Réputé contradictoire, prononcé publiquement le 27 Novembre 2024 par mise à disposition au greffe comme indiqué à l'issue des débats

DÉCISION DÉFÉRÉE A LA COUR:

Date de la décision attaquée : 15 Avril 2022

Décision attaquée : Jugement

Juridiction : Tribunal Judiciaire de RENNES - Pôle Social

Références : 20/00649

****

APPELANTE :

La Société [5]

[Adresse 4]

[Adresse 4]

[Localité 1]

représentée par Me Fabrice SOUFFIR, avocat au barreau de VAL-DE-MARNE

INTIMÉE :

LA CAISSE PRIMAIRE D'ASSURANCE MALADIE DE BAYONNE

[Adresse 3]

[Adresse 3]

[Localité 2]

non représentée

EXPOSÉ DU LITIGE

Le 23 mars 2017, M. [H] [Y], salarié intérimaire de la SAS [5] (la société) en tant que nettoyeur de trains, a déclaré une maladie professionnelle en raison d'une 'tendinopathie évoluée du supra-épineux de l'épaule droite + conflit supérieur + fissure du sous-scapulaire'.

Le certificat médical initial, établi le 14 mars 2017 par le docteur [N], fait état de cette pathologie, avec prescription de soins sans arrêt de travail jusqu'au 12 mai 2017.

Par décision du 19 septembre 2017, la caisse primaire d'assurance maladie de Bayonne (la caisse) a pris en charge la pathologie au titre du tableau n°57 des maladies professionnelles.

Par courrier du 21 janvier 2020, après avis du médecin conseil, la date de consolidation a été fixée au 24 octobre 2019.

Par décision du 20 février 2020, la caisse a notifié à la société le taux d'incapacité permanente partielle (IPP) attribué à M. [Y] fixé à 15 % à compter du 25 octobre 2019, en raison des séquelles suivantes : 'limitation douloureuse de plusieurs mouvements de l'épaule droite non opérée chez un droitier'.

Par courrier du 24 février 2020, la société a contesté cette décision devant la commission médicale de recours amiable, laquelle a rejeté son recours lors de sa séance du 10 juillet 2020.

La société a alors porté le litige devant le pôle social du tribunal judiciaire de Rennes le 9 septembre 2020.

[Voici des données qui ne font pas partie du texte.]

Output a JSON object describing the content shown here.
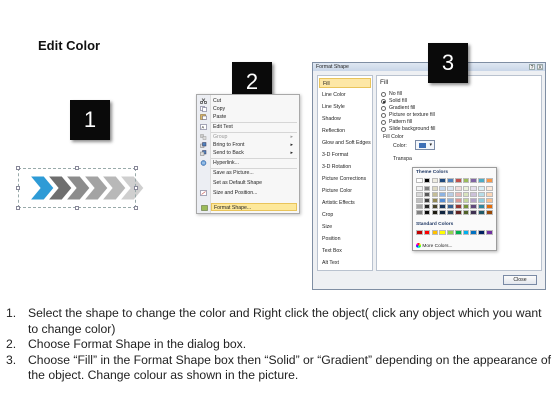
{
  "title": "Edit Color",
  "step_badges": [
    "1",
    "2",
    "3"
  ],
  "context_menu": {
    "items": [
      {
        "label": "Cut",
        "icon": "scissors-icon",
        "state": "normal"
      },
      {
        "label": "Copy",
        "icon": "copy-icon",
        "state": "normal"
      },
      {
        "label": "Paste",
        "icon": "paste-icon",
        "state": "normal"
      },
      {
        "label": "Edit Text",
        "icon": "edit-text-icon",
        "state": "normal"
      },
      {
        "label": "Group",
        "icon": "group-icon",
        "state": "disabled",
        "submenu": true
      },
      {
        "label": "Bring to Front",
        "icon": "bring-front-icon",
        "state": "normal",
        "submenu": true
      },
      {
        "label": "Send to Back",
        "icon": "send-back-icon",
        "state": "normal",
        "submenu": true
      },
      {
        "label": "Hyperlink...",
        "icon": "hyperlink-icon",
        "state": "normal"
      },
      {
        "label": "Save as Picture...",
        "icon": "",
        "state": "normal"
      },
      {
        "label": "Set as Default Shape",
        "icon": "",
        "state": "normal"
      },
      {
        "label": "Size and Position...",
        "icon": "size-icon",
        "state": "normal"
      },
      {
        "label": "Format Shape...",
        "icon": "format-shape-icon",
        "state": "highlighted"
      }
    ]
  },
  "dialog": {
    "title": "Format Shape",
    "help": "?",
    "close_x": "X",
    "categories": [
      "Fill",
      "Line Color",
      "Line Style",
      "Shadow",
      "Reflection",
      "Glow and Soft Edges",
      "3-D Format",
      "3-D Rotation",
      "Picture Corrections",
      "Picture Color",
      "Artistic Effects",
      "Crop",
      "Size",
      "Position",
      "Text Box",
      "Alt Text"
    ],
    "active_category": "Fill",
    "fill_heading": "Fill",
    "fill_options": [
      {
        "label": "No fill",
        "selected": false
      },
      {
        "label": "Solid fill",
        "selected": true
      },
      {
        "label": "Gradient fill",
        "selected": false
      },
      {
        "label": "Picture or texture fill",
        "selected": false
      },
      {
        "label": "Pattern fill",
        "selected": false
      },
      {
        "label": "Slide background fill",
        "selected": false
      }
    ],
    "fill_color_label": "Fill Color",
    "color_label": "Color:",
    "transparency_label": "Transpa",
    "close_button": "Close"
  },
  "palette": {
    "theme_heading": "Theme Colors",
    "theme_top": [
      "#ffffff",
      "#000000",
      "#eeece1",
      "#1f497d",
      "#4f81bd",
      "#c0504d",
      "#9bbb59",
      "#8064a2",
      "#4bacc6",
      "#f79646"
    ],
    "theme_rows": [
      [
        "#f2f2f2",
        "#7f7f7f",
        "#ddd9c3",
        "#c6d9f0",
        "#dbe5f1",
        "#f2dcdb",
        "#ebf1dd",
        "#e5e0ec",
        "#dbeef3",
        "#fdeada"
      ],
      [
        "#d8d8d8",
        "#595959",
        "#c4bd97",
        "#8db3e2",
        "#b8cce4",
        "#e5b9b7",
        "#d7e3bc",
        "#ccc1d9",
        "#b7dde8",
        "#fbd5b5"
      ],
      [
        "#bfbfbf",
        "#3f3f3f",
        "#938953",
        "#548dd4",
        "#95b3d7",
        "#d99694",
        "#c3d69b",
        "#b2a2c7",
        "#92cddc",
        "#fac08f"
      ],
      [
        "#a5a5a5",
        "#262626",
        "#494429",
        "#17365d",
        "#366092",
        "#953734",
        "#76923c",
        "#5f497a",
        "#31859b",
        "#e36c09"
      ],
      [
        "#7f7f7f",
        "#0c0c0c",
        "#1d1b10",
        "#0f243e",
        "#244061",
        "#632423",
        "#4f6128",
        "#3f3151",
        "#205867",
        "#974806"
      ]
    ],
    "standard_heading": "Standard Colors",
    "standard": [
      "#c00000",
      "#ff0000",
      "#ffc000",
      "#ffff00",
      "#92d050",
      "#00b050",
      "#00b0f0",
      "#0070c0",
      "#002060",
      "#7030a0"
    ],
    "more_colors": "More Colors..."
  },
  "instructions": [
    {
      "num": "1.",
      "text": "Select the shape to change the color and Right click the object( click any object which you want to change color)"
    },
    {
      "num": "2.",
      "text": "Choose Format Shape in the dialog box."
    },
    {
      "num": "3.",
      "text": "Choose “Fill” in the Format Shape box then “Solid” or “Gradient” depending on the appearance of the object. Change colour as shown in the picture."
    }
  ],
  "colors": {
    "accent_arrow": "#2e9bd6",
    "grey_arrow": "#8c8c8c",
    "highlight": "#fde89a"
  }
}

Par jugement du 15 avril 2022, ce tribunal a :

- déclaré recevable et bien fondé le recours de la société ;

- confirmé la décision de la commission médicale de recours amiable du 10 juillet 2020 en ce qu'elle a confirmé la décision de la caisse en date du 20 février 2020, ayant fixé à 15 % le taux d'IPP attribuable à M. [Y] à la date du 24 octobre 2019, suite à la maladie professionnelle déclarée le 23 mars 2017, dans le cadre des rapports employeur/caisse ;

- condamné la société aux dépens.

Par déclaration adressée le 29 avril 2022 par courrier recommandé avec avis de réception, la société a interjeté appel de ce jugement qui lui a été notifié le 27 avril 2022.

Par ses écritures parvenues au greffe le 21 novembre 2022 auxquelles s'est référé et qu'a développées son conseil à l'audience, la société demande à la cour :

- de déclarer son appel recevable ;

- d'infirmer le jugement entrepris sur les chefs critiqués dans son dispositif ;

statuant à nouveau,

à titre principal,

- de rectifier le taux d'IPP de 15 % à une valeur maximale de 7 % selon argumentaires des docteurs [F] et [Z] ;

à titre subsidiaire,

- d'ordonner, avant dire droit, une expertise médicale judiciaire sur pièces afin de vérifier la justification du taux d'IPP attribué à M. [Y] ;

- de nommer tel expert ayant pour mission celle figurant à son dispositif ;

- de renvoyer l'affaire à une audience ultérieure pour qu'il soit débattu du contenu du rapport d'expertise et de la réduction du taux d'IPP de M.[Y].

La caisse, convoquée par mail du 1er juillet 2024, n'était ni présente, ni représentée à l'audience du 1er octobre 2024 et n'a pas sollicité avant cette audience une dispense de comparaître. Le présent arrêt sera réputé contradictoire.

Pour un plus ample exposé des moyens et prétentions des parties, la cour, conformément à l'article 455 du code de procédure civile, renvoie aux conclusions susvisées.